Nach seinem eigenen Drehbuch inszenierte der Brite William Nicholson, der in den Siebziger- und Achtzigerjahren zahlreiche Dokumentationen für die BBC produzierte, dieses gefühlvolle und historisch stimmige Drama mit hervorragender Besetzung. Er lässt sich viel Zeit für die Entwicklung seiner Charaktere, jedoch ohne den Zuschauer zu langweilen. Eine ganz starke schauspielerische Leistung bietet hier Sophie Marceau, die in der Hauptrolle der Elisabeth überzeugt.

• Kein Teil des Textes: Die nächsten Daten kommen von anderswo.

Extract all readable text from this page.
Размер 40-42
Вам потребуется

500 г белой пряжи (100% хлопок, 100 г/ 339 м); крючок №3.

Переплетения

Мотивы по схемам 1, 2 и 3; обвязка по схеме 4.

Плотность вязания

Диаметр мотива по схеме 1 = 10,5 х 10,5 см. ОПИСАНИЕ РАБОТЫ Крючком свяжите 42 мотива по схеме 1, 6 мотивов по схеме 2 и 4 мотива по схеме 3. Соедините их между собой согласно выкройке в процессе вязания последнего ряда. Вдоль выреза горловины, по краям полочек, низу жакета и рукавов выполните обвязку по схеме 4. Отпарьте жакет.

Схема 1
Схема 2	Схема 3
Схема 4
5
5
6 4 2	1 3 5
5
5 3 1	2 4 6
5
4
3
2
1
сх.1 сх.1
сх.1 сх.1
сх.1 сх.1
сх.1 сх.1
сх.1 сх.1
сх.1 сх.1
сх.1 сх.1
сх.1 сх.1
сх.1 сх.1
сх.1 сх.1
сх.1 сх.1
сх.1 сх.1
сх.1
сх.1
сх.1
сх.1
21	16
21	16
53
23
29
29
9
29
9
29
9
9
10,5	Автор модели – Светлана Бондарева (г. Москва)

Nicholson machte in seiner Karriere besonders als Drehbuchautor auf sich aufmerksam, so schrieb er etwa die Vorlagen für "Gladiator", dass ihm eine Oscar-Nominierung einbrachte. Zu seinen weiteren Drehbucharbeiten gehören "Shadowlands - Ein Geschenk des Augenblicks" , "Nell", "Grey Owl" und"Elizabeth - Das goldene Königreich".